Priti Patel: Why I became a Brexiteer - and why we can't just simply leave the ECHR

Priti Patel has explained why she became a Brexiteer, and why the UK can't simply just leave the ECHR.

Ben Chapman

By Ben Chapman

Published: 14/09/2023

- 20:37

Updated: 15/09/2023

- 08:54

The former Home Secretary says Britain needs to 'derogate' from the ECHR

Priti Patel has explained why she became a Brexiteer, explaining her "personal story" to Nigel Farage.

She told Talking Pints on GB News that the devastation of the ERM crisis, a crisis in the European Monetary System, was one of the key factors that sparked her interest in politics and cemented her views as a Eurosceptic.

She explained: "I've got a personal story in terms of my own background, how I got into party politics. But also my views on Europe and obviously why I went on to campaign on Brexit.

"I remember the ERM crisis. And I just remember the devastating impact that had on people, jobs, livelihoods, people lost their homes, the rates went double digits."


She added: "My mum and dad were shopkeepers and I saw the devastating impact that had on all of us.

"Our family, lives, we couldn't even manage our payments for the shop that my mum and dad had."

Speaking to Farage, Patel also called for the UK Government to “derogate” from the European Court of Human Rights.

Many see the ECHR as the thing blocking the UK from controlling its own borders.

While Farage argued Britain needs to leave the ECHR altogether, Patel warned that such a move may not be possible given how intertwined the court is with UK legal system.
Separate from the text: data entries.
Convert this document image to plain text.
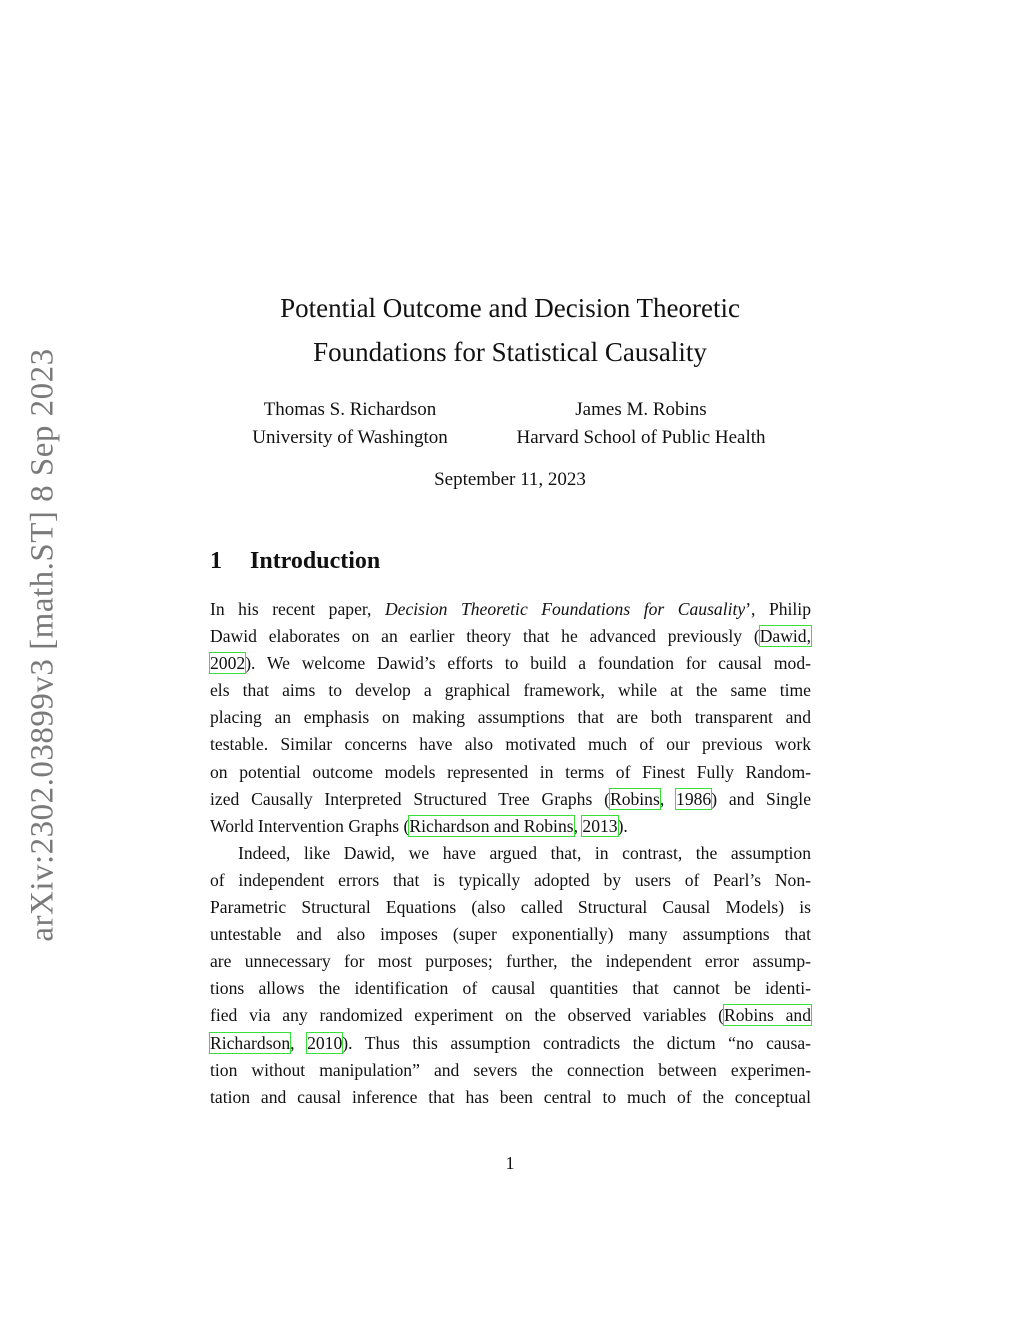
arXiv:2302.03899v3 [math.ST] 8 Sep 2023
Potential Outcome and Decision Theoretic
Foundations for Statistical Causality
Thomas S. Richardson
University of Washington
James M. Robins
Harvard School of Public Health
September 11, 2023
1 Introduction
In his recent paper, Decision Theoretic Foundations for Causality’, Philip
Dawid elaborates on an earlier theory that he advanced previously (Dawid,
2002). We welcome Dawid’s efforts to build a foundation for causal mod-
els that aims to develop a graphical framework, while at the same time
placing an emphasis on making assumptions that are both transparent and
testable. Similar concerns have also motivated much of our previous work
on potential outcome models represented in terms of Finest Fully Random-
ized Causally Interpreted Structured Tree Graphs (Robins, 1986) and Single
World Intervention Graphs (Richardson and Robins, 2013).
Indeed, like Dawid, we have argued that, in contrast, the assumption
of independent errors that is typically adopted by users of Pearl’s Non-
Parametric Structural Equations (also called Structural Causal Models) is
untestable and also imposes (super exponentially) many assumptions that
are unnecessary for most purposes; further, the independent error assump-
tions allows the identification of causal quantities that cannot be identi-
fied via any randomized experiment on the observed variables (Robins and
Richardson, 2010). Thus this assumption contradicts the dictum “no causa-
tion without manipulation” and severs the connection between experimen-
tation and causal inference that has been central to much of the conceptual
1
“Can we solve the Channel crisis in your opinion all while we stay a part of the European Convention on Human Rights?”, Farage asked.
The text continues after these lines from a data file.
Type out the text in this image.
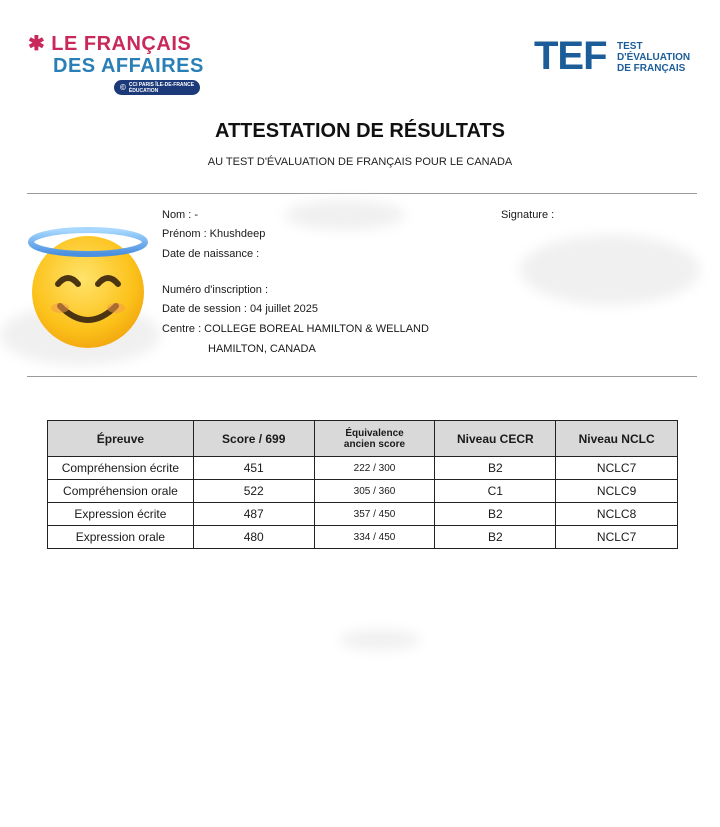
✱ LE FRANÇAIS
DES AFFAIRES
© CCI PARIS ÎLE-DE-FRANCE
ÉDUCATION
TEF TEST
D'ÉVALUATION
DE FRANÇAIS
ATTESTATION DE RÉSULTATS
AU TEST D'ÉVALUATION DE FRANÇAIS POUR LE CANADA
Nom : -
Prénom : Khushdeep
Date de naissance :
Numéro d'inscription :
Date de session : 04 juillet 2025
Centre : COLLEGE BOREAL HAMILTON & WELLAND
HAMILTON, CANADA
Signature :
Épreuve	Score / 699	Équivalence
ancien score	Niveau CECR	Niveau NCLC
Compréhension écrite	451	222 / 300	B2	NCLC7
Compréhension orale	522	305 / 360	C1	NCLC9
Expression écrite	487	357 / 450	B2	NCLC8
Expression orale	480	334 / 450	B2	NCLC7
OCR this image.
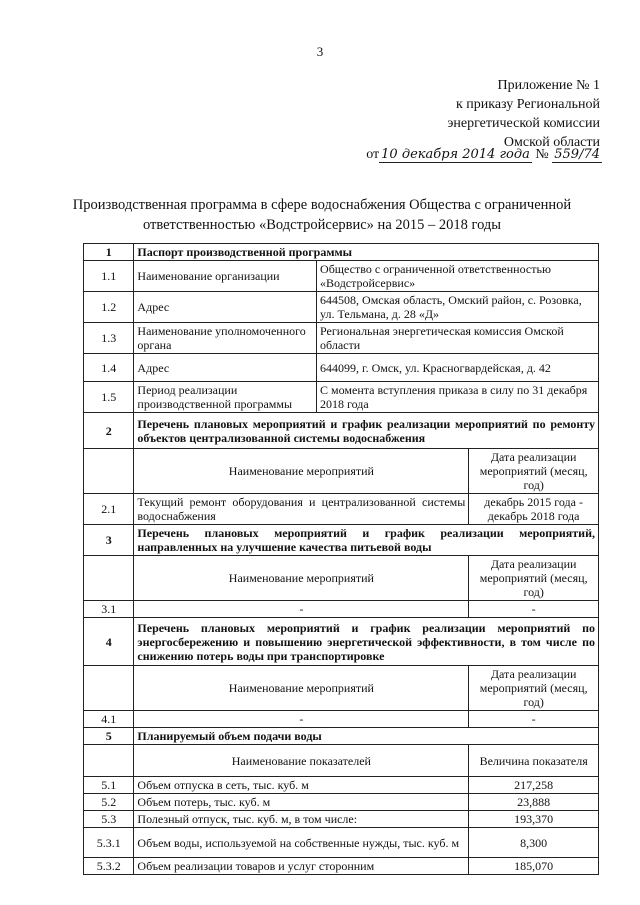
3
Приложение № 1
к приказу Региональной
энергетической комиссии
Омской области
от 10 декабря 2014 года № 559/74
Производственная программа в сфере водоснабжения Общества с ограниченной ответственностью «Водстройсервис» на 2015 – 2018 годы
1	Паспорт производственной программы		
1.1	Наименование организации	Общество с ограниченной ответственностью «Водстройсервис»	
1.2	Адрес	644508, Омская область, Омский район, с. Розовка, ул. Тельмана, д. 28 «Д»	
1.3	Наименование уполномоченного органа	Региональная энергетическая комиссия Омской области	
1.4	Адрес	644099, г. Омск, ул. Красногвардейская, д. 42	
1.5	Период реализации производственной программы	С момента вступления приказа в силу по 31 декабря 2018 года	
2	Перечень плановых мероприятий и график реализации мероприятий по ремонту объектов централизованной системы водоснабжения		
	Наименование мероприятий		Дата реализации мероприятий (месяц, год)
2.1	Текущий ремонт оборудования и централизованной системы водоснабжения		декабрь 2015 года - декабрь 2018 года
3	Перечень плановых мероприятий и график реализации мероприятий, направленных на улучшение качества питьевой воды		
	Наименование мероприятий		Дата реализации мероприятий (месяц, год)
3.1	-		-
4	Перечень плановых мероприятий и график реализации мероприятий по энергосбережению и повышению энергетической эффективности, в том числе по снижению потерь воды при транспортировке		
	Наименование мероприятий		Дата реализации мероприятий (месяц, год)
4.1	-		-
5	Планируемый объем подачи воды		
	Наименование показателей		Величина показателя
5.1	Объем отпуска в сеть, тыс. куб. м		217,258
5.2	Объем потерь, тыс. куб. м		23,888
5.3	Полезный отпуск, тыс. куб. м, в том числе:		193,370
5.3.1	Объем воды, используемой на собственные нужды, тыс. куб. м		8,300
5.3.2	Объем реализации товаров и услуг сторонним		185,070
“There isn’t a single optional solution to this, I think we need to derogate from the ECHR”, Patel responded.

Farage pulled her up on the point, particularly the use of the word “derogate”.


Patel went on to argue that “you can’t just say you’re going to leave it”.

Farage responded: “You can, I can!”

The former Home Secretary responded by telling Farage that Parliament would not allow such a development.

The former Brexit Party leader made a tongue-in-cheek comment suggesting Britain would be well served by having a referendum as a result.

Rishi Sunak

Rishi Sunak is under pressure over Britain's ECHR involvement


Responding to Farage’s comment in jest, Patel stated: “No more referendums.”

She added: “Laws are in place. We can’t just say it’s too difficult.

“We had the Nationality and Borders Act, the Government needs to act and implement that.”

Farage interjected by stating: “Nothing is changing.”


Starmer has outlined his migrant policy plans


It comes as Tory MPs piled pressure on Rishi Sunak over the ECHR, with many seeing the treaty as blocking the UK from controlling its borders fully.

Conservative MP for Mansfield Ben Bradley told GB News that it is “the most common issue” raised by his constituents.

Labour leader Sir Keir Starmer, however, is unlikely to make any effort to leave the ECHR.

A major Labour policy announcement on migration laid bare his plans which consist of “smashing” migrant gangs.

He also said he would abandon the Government’s plan to ban cross-Channel migrants from claiming asylum in Britain.

Ex-Home Secretary Priti Patel told GB News that Starmer is looking to “walk us back into the EU”.

Her predecessor Suella Braverman has also taken aim at the Labour leader, saying: “Finally we see Keir Starmer’s migration plan.

"He’ll let Brussels decide who comes to the UK.

"He’ll agree to make Britain the dumping ground for many of the millions of illegal migrants that Europe doesn’t want. And none of this will stop the boats."

Starmer had remain tight-lipped on the small boats crisis until his announcement, where he said: "Very few terrorist operations are within one nation, one border. They are nearly all cross-border.

"They are highly organised and involve the movement of people and apparatus across borders. There’s usually a lot of finance involved."